The proposal would keep roughly 70–75% of state funds allocated to the base (staffing positions) to maintain educator compensation structures and school operations, presenters said, while the remaining roughly 25% would be allocated through opportunity and operational tiers that districts could use with greater flexibility. Mike Griffith of the Learning Policy Institute said the commission has been modeling increases to the formula but noted they are using a modest glide path: “we've been modeling it with say $200,000,000 extra,” he said, rather than the $600 million–$1 billion shortfall estimated in the AIR report tied to the NAACP/ACLU settlement.

Presenters described new targeted per‑student amounts: a low‑income student could receive about $5,500 in additional funding across the opportunity and operational tiers compared with roughly $1,000 now; an MLL student would receive just under $4,000 under the plan. Mike Griffith also explained how special education weights would be layered on top of those amounts; for example, a basic special education student would receive roughly $11,421 above a general education student when layered with other weights.

Committee members welcomed the shift toward targeted funding but pressed presenters on accountability and local control. Representative Shupe asked whether districts or the state would determine how extra dollars are spent; presenters described a model in which districts would create public plans for how they will use funds and set goals, while the department would review and support those plans. The presenters emphasized growth measures and public reporting as part of accountability packages.

Several members asked why the commission retained the unit count (position) foundation.

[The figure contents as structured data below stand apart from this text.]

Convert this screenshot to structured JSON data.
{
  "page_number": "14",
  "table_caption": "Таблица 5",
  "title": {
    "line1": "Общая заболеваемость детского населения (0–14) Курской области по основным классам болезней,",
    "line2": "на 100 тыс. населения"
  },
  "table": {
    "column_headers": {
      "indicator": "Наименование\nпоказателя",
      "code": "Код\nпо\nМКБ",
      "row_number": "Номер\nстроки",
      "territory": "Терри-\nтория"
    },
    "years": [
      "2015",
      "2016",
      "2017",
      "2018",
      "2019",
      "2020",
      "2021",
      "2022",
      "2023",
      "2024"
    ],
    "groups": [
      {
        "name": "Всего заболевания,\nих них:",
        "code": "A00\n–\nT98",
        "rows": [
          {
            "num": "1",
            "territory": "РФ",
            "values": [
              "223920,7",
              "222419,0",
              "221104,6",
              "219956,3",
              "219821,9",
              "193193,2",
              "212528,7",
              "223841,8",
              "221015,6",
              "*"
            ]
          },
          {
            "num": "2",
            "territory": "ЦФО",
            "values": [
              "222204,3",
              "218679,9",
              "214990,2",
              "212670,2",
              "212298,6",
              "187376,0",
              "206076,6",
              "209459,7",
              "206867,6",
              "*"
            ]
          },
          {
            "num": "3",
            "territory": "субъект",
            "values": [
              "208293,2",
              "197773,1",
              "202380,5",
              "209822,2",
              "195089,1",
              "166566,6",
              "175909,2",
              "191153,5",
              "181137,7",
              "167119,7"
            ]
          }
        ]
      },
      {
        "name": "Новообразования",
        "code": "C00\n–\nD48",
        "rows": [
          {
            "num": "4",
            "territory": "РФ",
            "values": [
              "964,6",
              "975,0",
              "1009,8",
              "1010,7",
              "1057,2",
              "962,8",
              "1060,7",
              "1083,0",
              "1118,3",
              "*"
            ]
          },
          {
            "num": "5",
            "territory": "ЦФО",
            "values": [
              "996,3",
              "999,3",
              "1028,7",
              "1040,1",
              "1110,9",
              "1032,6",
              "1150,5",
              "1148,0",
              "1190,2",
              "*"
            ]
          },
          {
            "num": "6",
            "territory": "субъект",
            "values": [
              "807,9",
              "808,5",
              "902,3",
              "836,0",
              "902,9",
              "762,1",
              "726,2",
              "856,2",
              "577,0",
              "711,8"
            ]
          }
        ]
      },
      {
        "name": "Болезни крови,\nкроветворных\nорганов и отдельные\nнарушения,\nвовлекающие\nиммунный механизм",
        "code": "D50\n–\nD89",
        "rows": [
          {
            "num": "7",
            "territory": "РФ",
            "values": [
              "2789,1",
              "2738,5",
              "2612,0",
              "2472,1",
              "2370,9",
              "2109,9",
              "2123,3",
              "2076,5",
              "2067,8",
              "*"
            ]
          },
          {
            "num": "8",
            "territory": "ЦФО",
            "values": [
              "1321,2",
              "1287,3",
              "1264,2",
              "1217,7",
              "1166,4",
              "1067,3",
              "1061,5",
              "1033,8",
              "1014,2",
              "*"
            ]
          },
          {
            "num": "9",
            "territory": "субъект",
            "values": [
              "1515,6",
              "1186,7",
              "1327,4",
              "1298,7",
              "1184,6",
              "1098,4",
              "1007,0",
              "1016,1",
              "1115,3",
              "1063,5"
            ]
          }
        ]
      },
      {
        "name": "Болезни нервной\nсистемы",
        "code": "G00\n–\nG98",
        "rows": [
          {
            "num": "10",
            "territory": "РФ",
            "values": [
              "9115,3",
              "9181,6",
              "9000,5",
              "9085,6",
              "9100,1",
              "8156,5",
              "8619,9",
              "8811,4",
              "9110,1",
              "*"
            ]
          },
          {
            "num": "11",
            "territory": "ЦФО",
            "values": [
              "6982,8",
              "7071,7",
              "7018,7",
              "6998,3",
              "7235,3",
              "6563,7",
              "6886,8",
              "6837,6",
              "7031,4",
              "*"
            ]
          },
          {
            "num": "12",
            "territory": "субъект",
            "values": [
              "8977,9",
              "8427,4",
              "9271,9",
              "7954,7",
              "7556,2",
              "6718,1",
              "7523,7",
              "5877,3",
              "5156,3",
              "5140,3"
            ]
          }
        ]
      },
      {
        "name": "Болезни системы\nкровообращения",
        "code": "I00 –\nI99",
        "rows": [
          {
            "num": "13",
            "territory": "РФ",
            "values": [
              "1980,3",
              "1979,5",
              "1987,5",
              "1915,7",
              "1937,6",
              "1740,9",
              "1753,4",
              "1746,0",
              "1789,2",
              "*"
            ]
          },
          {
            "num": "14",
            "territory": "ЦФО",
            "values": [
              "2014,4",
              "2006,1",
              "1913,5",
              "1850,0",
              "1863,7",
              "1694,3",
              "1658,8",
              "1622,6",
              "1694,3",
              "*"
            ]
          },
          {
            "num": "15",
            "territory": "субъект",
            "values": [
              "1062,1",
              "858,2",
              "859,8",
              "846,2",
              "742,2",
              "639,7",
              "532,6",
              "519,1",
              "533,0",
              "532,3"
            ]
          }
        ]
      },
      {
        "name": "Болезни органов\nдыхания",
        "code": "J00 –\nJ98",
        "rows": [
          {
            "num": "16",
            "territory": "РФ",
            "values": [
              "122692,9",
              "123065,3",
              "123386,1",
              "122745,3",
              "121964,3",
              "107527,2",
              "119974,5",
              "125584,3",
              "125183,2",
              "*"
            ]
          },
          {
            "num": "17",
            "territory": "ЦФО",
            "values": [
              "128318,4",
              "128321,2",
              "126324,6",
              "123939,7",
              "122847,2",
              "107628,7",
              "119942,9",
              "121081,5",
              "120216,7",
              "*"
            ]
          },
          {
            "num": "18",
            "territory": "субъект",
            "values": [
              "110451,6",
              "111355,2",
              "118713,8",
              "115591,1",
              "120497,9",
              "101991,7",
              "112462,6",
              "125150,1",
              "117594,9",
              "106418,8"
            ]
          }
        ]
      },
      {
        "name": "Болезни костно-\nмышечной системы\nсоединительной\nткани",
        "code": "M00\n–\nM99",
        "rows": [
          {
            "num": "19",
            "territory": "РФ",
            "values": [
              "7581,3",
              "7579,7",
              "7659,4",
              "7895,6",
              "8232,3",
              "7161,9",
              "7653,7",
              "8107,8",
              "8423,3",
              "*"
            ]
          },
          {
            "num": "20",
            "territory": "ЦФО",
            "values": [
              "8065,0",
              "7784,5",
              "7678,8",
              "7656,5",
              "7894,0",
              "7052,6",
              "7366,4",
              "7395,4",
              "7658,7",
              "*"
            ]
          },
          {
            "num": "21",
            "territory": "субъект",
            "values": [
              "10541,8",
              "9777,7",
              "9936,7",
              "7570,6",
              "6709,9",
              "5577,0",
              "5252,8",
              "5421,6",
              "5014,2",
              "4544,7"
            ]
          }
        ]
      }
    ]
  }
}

Senator Sturgeon and Nick Johnson said scrapping unit count was discussed but retaining it preserves salary scales, collective bargaining expectations, and the staffing structure needed to operate schools; the new model layers targeted weights and flexible funds on top of that foundation.

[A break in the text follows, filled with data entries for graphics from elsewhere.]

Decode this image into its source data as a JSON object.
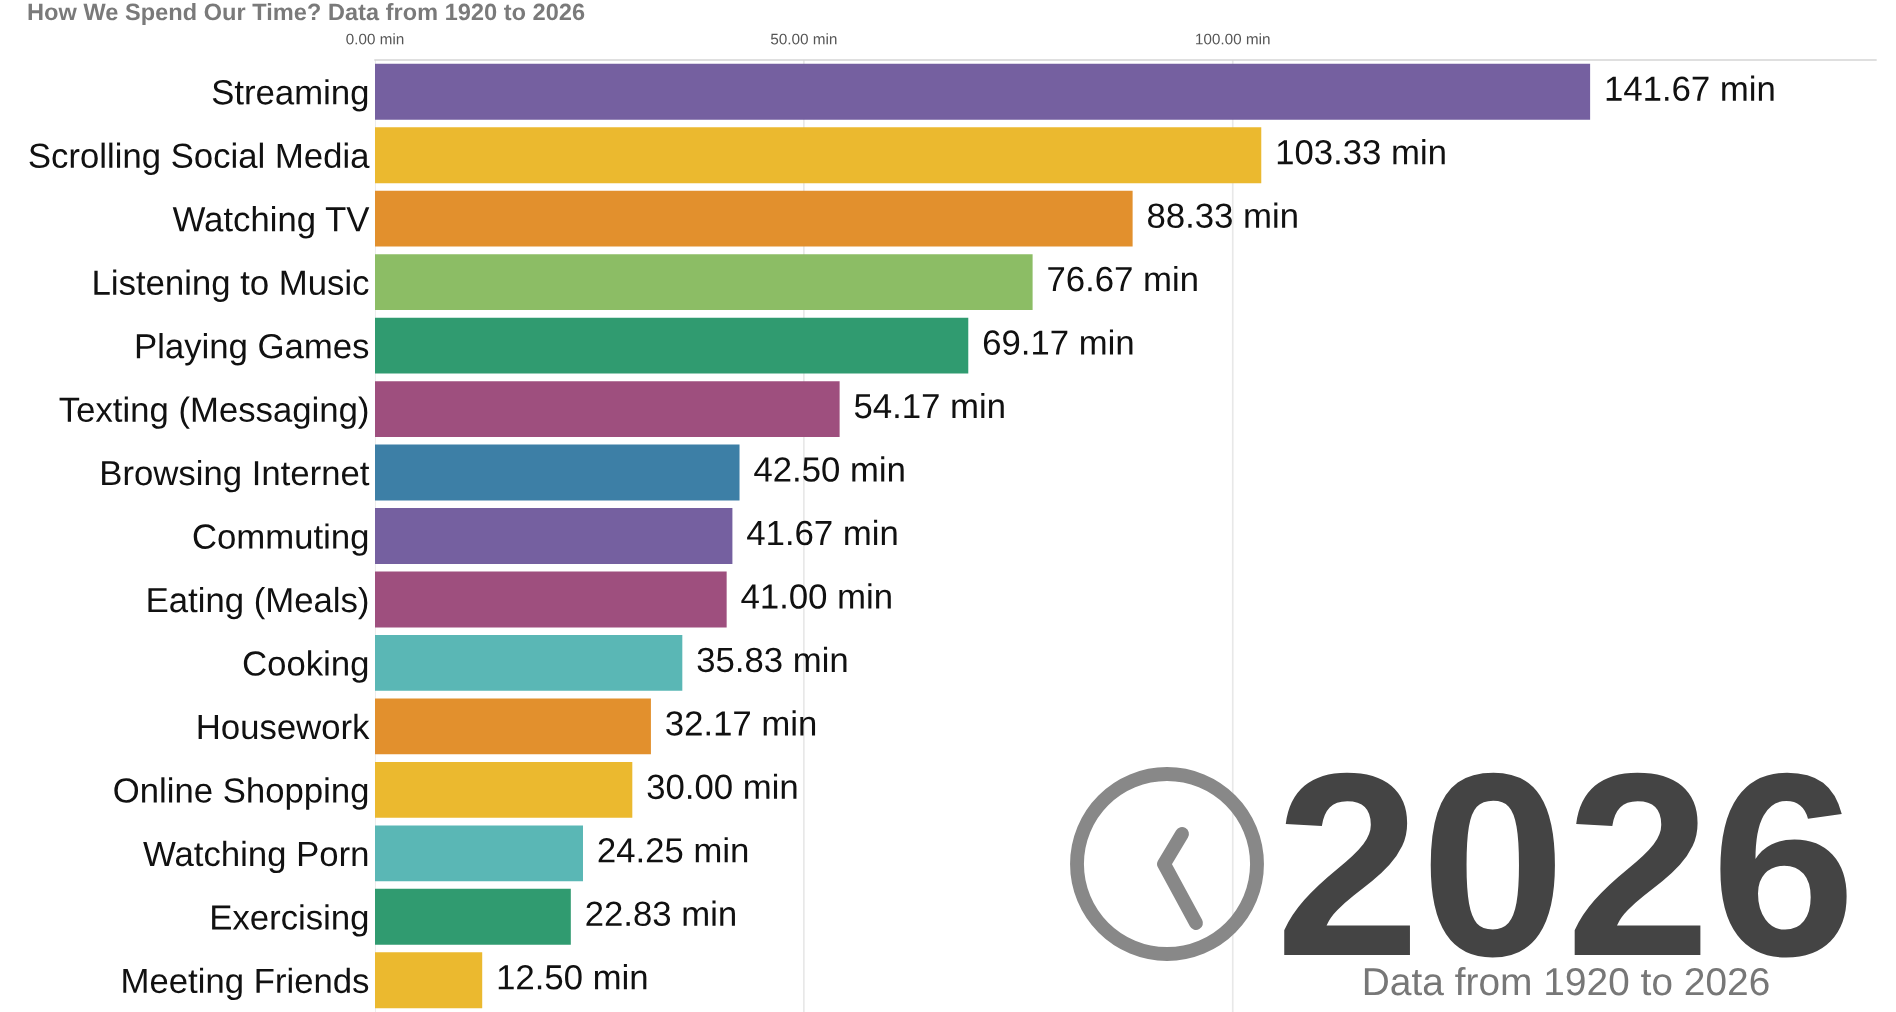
{
  "chart_data": {
    "type": "bar",
    "orientation": "horizontal",
    "title": "How We Spend Our Time? Data from 1920 to 2026",
    "categories": [
      "Streaming",
      "Scrolling Social Media",
      "Watching TV",
      "Listening to Music",
      "Playing Games",
      "Texting (Messaging)",
      "Browsing Internet",
      "Commuting",
      "Eating (Meals)",
      "Cooking",
      "Housework",
      "Online Shopping",
      "Watching Porn",
      "Exercising",
      "Meeting Friends"
    ],
    "values": [
      141.67,
      103.33,
      88.33,
      76.67,
      69.17,
      54.17,
      42.5,
      41.67,
      41.0,
      35.83,
      32.17,
      30.0,
      24.25,
      22.83,
      12.5
    ],
    "colors": [
      "#7560a0",
      "#ebb92f",
      "#e2902d",
      "#8cbd65",
      "#309b70",
      "#9e4f7e",
      "#3d7fa6",
      "#7560a0",
      "#9e4f7e",
      "#5ab7b5",
      "#e2902d",
      "#ebb92f",
      "#5ab7b5",
      "#309b70",
      "#ebb92f"
    ],
    "value_labels": [
      "141.67 min",
      "103.33 min",
      "88.33 min",
      "76.67 min",
      "69.17 min",
      "54.17 min",
      "42.50 min",
      "41.67 min",
      "41.00 min",
      "35.83 min",
      "32.17 min",
      "30.00 min",
      "24.25 min",
      "22.83 min",
      "12.50 min"
    ],
    "xlim": [
      0,
      175
    ],
    "xticks": [
      {
        "value": 0,
        "label": "0.00 min"
      },
      {
        "value": 50,
        "label": "50.00 min"
      },
      {
        "value": 100,
        "label": "100.00 min"
      }
    ],
    "grid": "x",
    "annotations": [
      "2026",
      "Data from 1920 to 2026"
    ]
  }
}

Public commenters at the meeting supported the commission's work and urged pairing flexibility with strong accountability. Taylor Hawke of the Delaware State Education Association (DSEA) told the committee, “we see every day how funding gaps translate to larger class sizes, unfilled positions, limited student supports, and inequities between districts,” and urged continued engagement to ensure additional funds result in full classrooms and increased supports.

Presenters acknowledged remaining items for refinement, including equalization (how the state addresses differences in local tax bases), concentration weights that target schools with high shares of at‑risk students, and better data for categories like homelessness or foster status. Nick Johnson said vocational student weights will be reassessed — the commission initially set vocational weights low (0.2) and plans to move them toward values closer to 0.4–0.5 to avoid harming schools that run vocational programs.

The commission is conducting public engagement (five sessions so far, with more planned, including two per county) and expects to present a legislative proposal in the spring with a target to act on it by the end of the session and roll out the new formula for fiscal year 2028. No formal bill votes were taken at the hearing.